Naked Wines currently partners with HelloFresh, Everten and other complementary businesses that charge the wine retailer a fee in exchange for access to their customers. Naked Wines typically offers customers a discount on their first order.

Branbury said that while these partnerships are effective, digital channels, such as Facebook, Instagram and Twitter, are even more promising.

“The old way of recruiting customers with $100 vouchers [through partnerships] is a bit hit-or-miss. With digital, you can focus on people that you think are going to be loyal and tell them a lot more about your business through the platform,” he told Internet Retailing.

He said he has no interest in spending a lot of money on campaigns that can’t be measured, such as outdoor advertising.

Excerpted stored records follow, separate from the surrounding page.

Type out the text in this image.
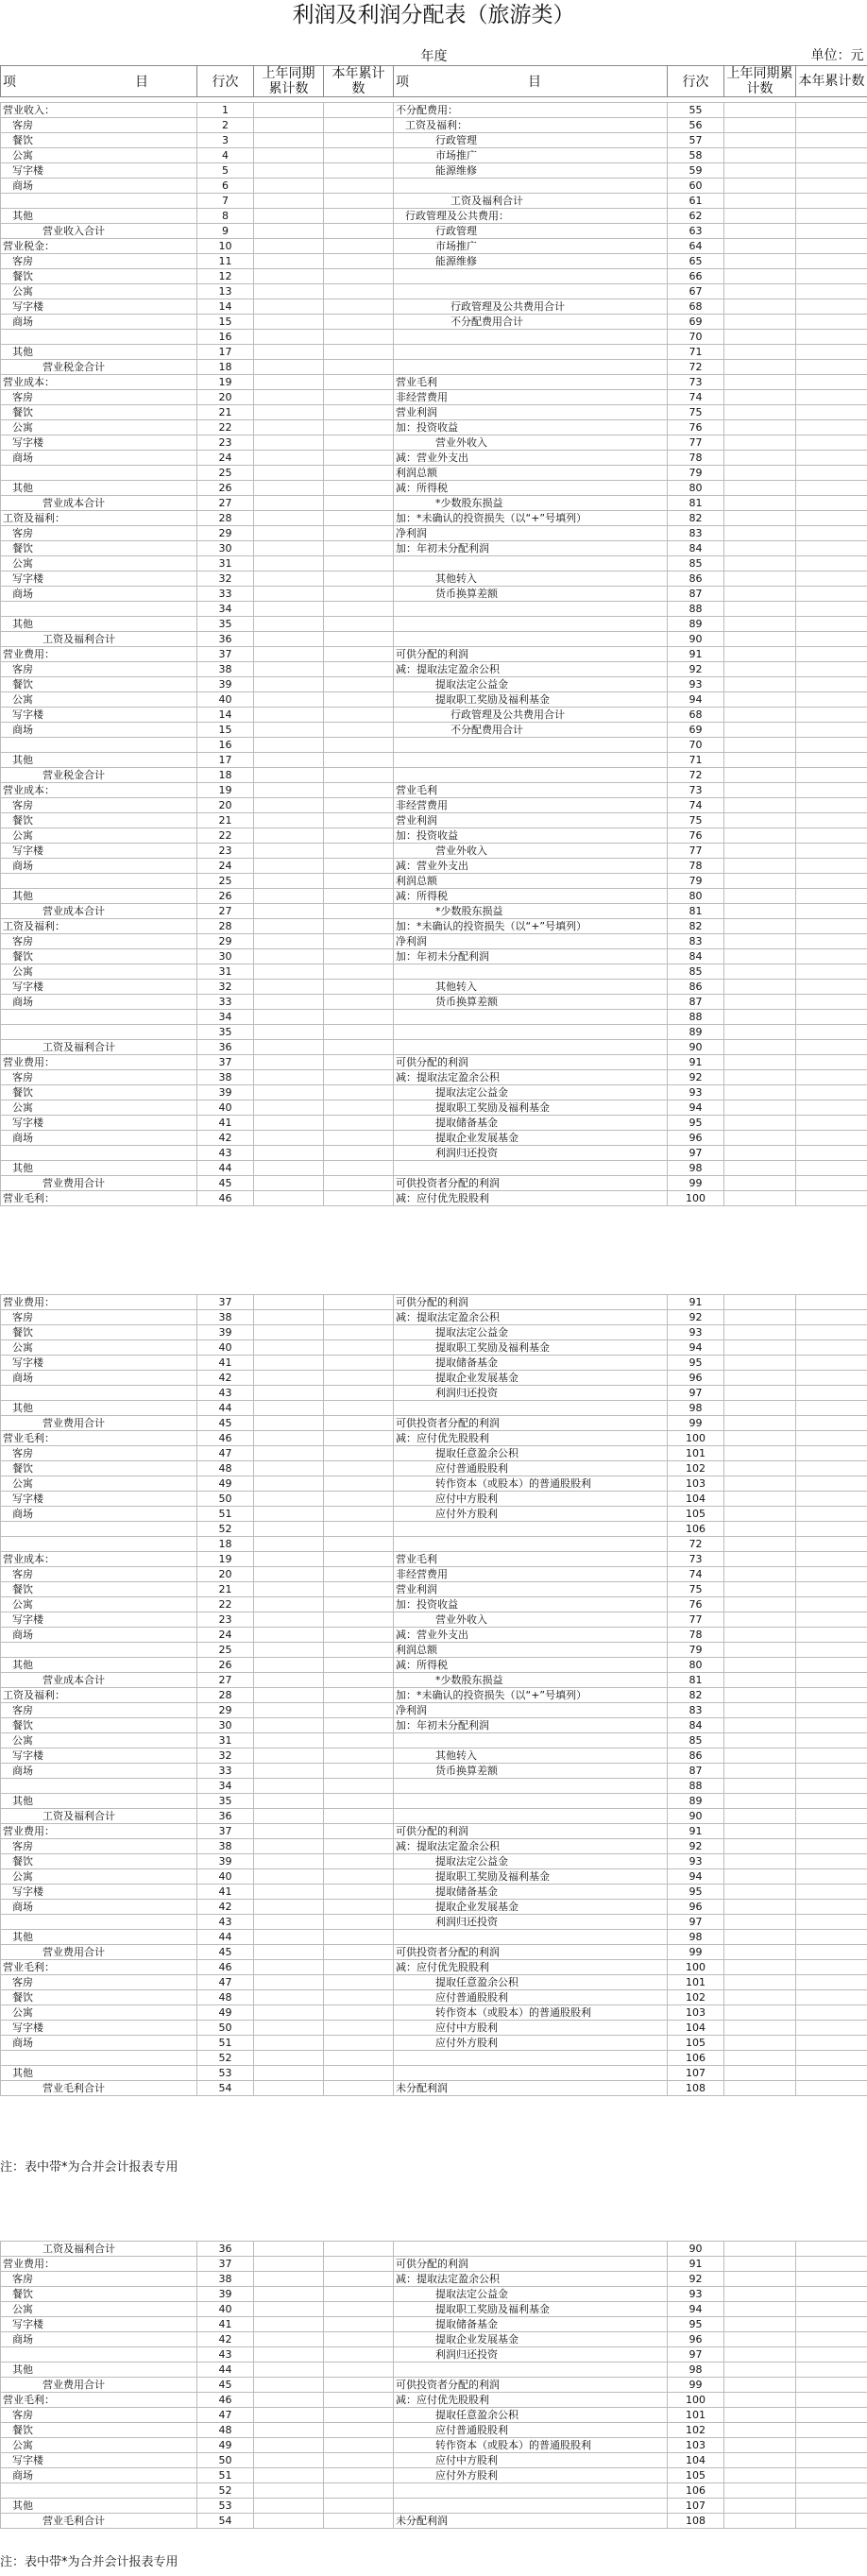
利润及利润分配表（旅游类）
年度	单位：元

项　　　　　　　　　目	行次	上年同期累计数	本年累计数	项　　　　　　　　　目	行次	上年同期累计数	本年累计数

营业收入：	1			不分配费用：	55		
客房	2			工资及福利：	56		
餐饮	3			行政管理	57		
公寓	4			市场推广	58		
写字楼	5			能源维修	59		
商场	6				60		
	7			工资及福利合计	61		
其他	8			行政管理及公共费用：	62		
营业收入合计	9			行政管理	63		
营业税金：	10			市场推广	64		
客房	11			能源维修	65		
餐饮	12				66		
公寓	13				67		
写字楼	14			行政管理及公共费用合计	68		
商场	15			不分配费用合计	69		
	16				70		
其他	17				71		
营业税金合计	18				72		
营业成本：	19			营业毛利	73		
客房	20			非经营费用	74		
餐饮	21			营业利润	75		
公寓	22			加：投资收益	76		
写字楼	23			营业外收入	77		
商场	24			减：营业外支出	78		
	25			利润总额	79		
其他	26			减：所得税	80		
营业成本合计	27			*少数股东损益	81		
工资及福利：	28			加：*未确认的投资损失（以“+”号填列）	82		
客房	29			净利润	83		
餐饮	30			加：年初未分配利润	84		
公寓	31				85		
写字楼	32			其他转入	86		
商场	33			货币换算差额	87		
	34				88		
其他	35				89		
工资及福利合计	36				90		
营业费用：	37			可供分配的利润	91		
客房	38			减：提取法定盈余公积	92		
餐饮	39			提取法定公益金	93		
公寓	40			提取职工奖励及福利基金	94		
写字楼	14			行政管理及公共费用合计	68		
商场	15			不分配费用合计	69		
	16				70		
其他	17				71		
营业税金合计	18				72		
营业成本：	19			营业毛利	73		
客房	20			非经营费用	74		
餐饮	21			营业利润	75		
公寓	22			加：投资收益	76		
写字楼	23			营业外收入	77		
商场	24			减：营业外支出	78		
	25			利润总额	79		
其他	26			减：所得税	80		
营业成本合计	27			*少数股东损益	81		
工资及福利：	28			加：*未确认的投资损失（以“+”号填列）	82		
客房	29			净利润	83		
餐饮	30			加：年初未分配利润	84		
公寓	31				85		
写字楼	32			其他转入	86		
商场	33			货币换算差额	87		
	34				88		
	35				89		
工资及福利合计	36				90		
营业费用：	37			可供分配的利润	91		
客房	38			减：提取法定盈余公积	92		
餐饮	39			提取法定公益金	93		
公寓	40			提取职工奖励及福利基金	94		
写字楼	41			提取储备基金	95		
商场	42			提取企业发展基金	96		
	43			利润归还投资	97		
其他	44				98		
营业费用合计	45			可供投资者分配的利润	99		
营业毛利：	46			减：应付优先股股利	100		
营业费用：	37			可供分配的利润	91		
客房	38			减：提取法定盈余公积	92		
餐饮	39			提取法定公益金	93		
公寓	40			提取职工奖励及福利基金	94		
写字楼	41			提取储备基金	95		
商场	42			提取企业发展基金	96		
	43			利润归还投资	97		
其他	44				98		
营业费用合计	45			可供投资者分配的利润	99		
营业毛利：	46			减：应付优先股股利	100		
客房	47			提取任意盈余公积	101		
餐饮	48			应付普通股股利	102		
公寓	49			转作资本（或股本）的普通股股利	103		
写字楼	50			应付中方股利	104		
商场	51			应付外方股利	105		
	52				106		
	18				72		
营业成本：	19			营业毛利	73		
客房	20			非经营费用	74		
餐饮	21			营业利润	75		
公寓	22			加：投资收益	76		
写字楼	23			营业外收入	77		
商场	24			减：营业外支出	78		
	25			利润总额	79		
其他	26			减：所得税	80		
营业成本合计	27			*少数股东损益	81		
工资及福利：	28			加：*未确认的投资损失（以“+”号填列）	82		
客房	29			净利润	83		
餐饮	30			加：年初未分配利润	84		
公寓	31				85		
写字楼	32			其他转入	86		
商场	33			货币换算差额	87		
	34				88		
其他	35				89		
工资及福利合计	36				90		
营业费用：	37			可供分配的利润	91		
客房	38			减：提取法定盈余公积	92		
餐饮	39			提取法定公益金	93		
公寓	40			提取职工奖励及福利基金	94		
写字楼	41			提取储备基金	95		
商场	42			提取企业发展基金	96		
	43			利润归还投资	97		
其他	44				98		
营业费用合计	45			可供投资者分配的利润	99		
营业毛利：	46			减：应付优先股股利	100		
客房	47			提取任意盈余公积	101		
餐饮	48			应付普通股股利	102		
公寓	49			转作资本（或股本）的普通股股利	103		
写字楼	50			应付中方股利	104		
商场	51			应付外方股利	105		
	52				106		
其他	53				107		
营业毛利合计	54			未分配利润	108		
注：表中带*为合并会计报表专用
工资及福利合计	36				90		
营业费用：	37			可供分配的利润	91		
客房	38			减：提取法定盈余公积	92		
餐饮	39			提取法定公益金	93		
公寓	40			提取职工奖励及福利基金	94		
写字楼	41			提取储备基金	95		
商场	42			提取企业发展基金	96		
	43			利润归还投资	97		
其他	44				98		
营业费用合计	45			可供投资者分配的利润	99		
营业毛利：	46			减：应付优先股股利	100		
客房	47			提取任意盈余公积	101		
餐饮	48			应付普通股股利	102		
公寓	49			转作资本（或股本）的普通股股利	103		
写字楼	50			应付中方股利	104		
商场	51			应付外方股利	105		
	52				106		
其他	53				107		
营业毛利合计	54			未分配利润	108		
注：表中带*为合并会计报表专用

A crowd-funded business model

Started by South African entrepreneur Rowan Gormley in the UK in 2008, Naked Wines Australia was founded by Luke Jecks in 2012, before the whole operation was acquired by UK-based Majestic Wine in 2015. Naked Wines now operates in Australia, the UK and the US.

The business is based on an online crowd-funding model, which sees customers becoming members for $40 a month. This allows Naked Wines to give independent winemakers cash upfront to produce wine and offer members exclusive access to that wine at low prices.

According to Banbury, Naked Wines Australia is a profitable business, having nearly tripled its sales over the last three years, and is approaching $50 million in revenue this financial year.

More than 70,000 customers currently fund 46 winemakers in Australia, but the business is looking to significantly grow both these figures as it increases its customer acquisition spending Down Under.

Ensuring winemakers are able to keep up with the increased will be a challenge, but Banbury said Naked Wines is prepared for it.

“It’s something we talked about before deciding to put our foot down. We have a pretty good idea of the response rate [to advertising]…so it’s not just about growing as quickly as we can. It’s growth in a controlled way,” he said.

“We believe we can double the level of investment while maintaining the returns, driving sustained growth in our business.”

Banbury is also undeterred by the growth of online competitors like Vinomofo, which is set to enter the US market by mid-2018. He said there is more than enough room for everyone, especially as bricks-and-mortar retailers lose customers to online.

“We’re finding that we’re converting offline shoppers to online. Where we’re seeing the biggest growth is the people who were shopping at Dan Murphy’s for a few years and now want something different,” he said.

So far, Naked Wines has invested over $80 million dollars in independent winemakers and expects to invest an additional $100 million dollars over the next two to three years.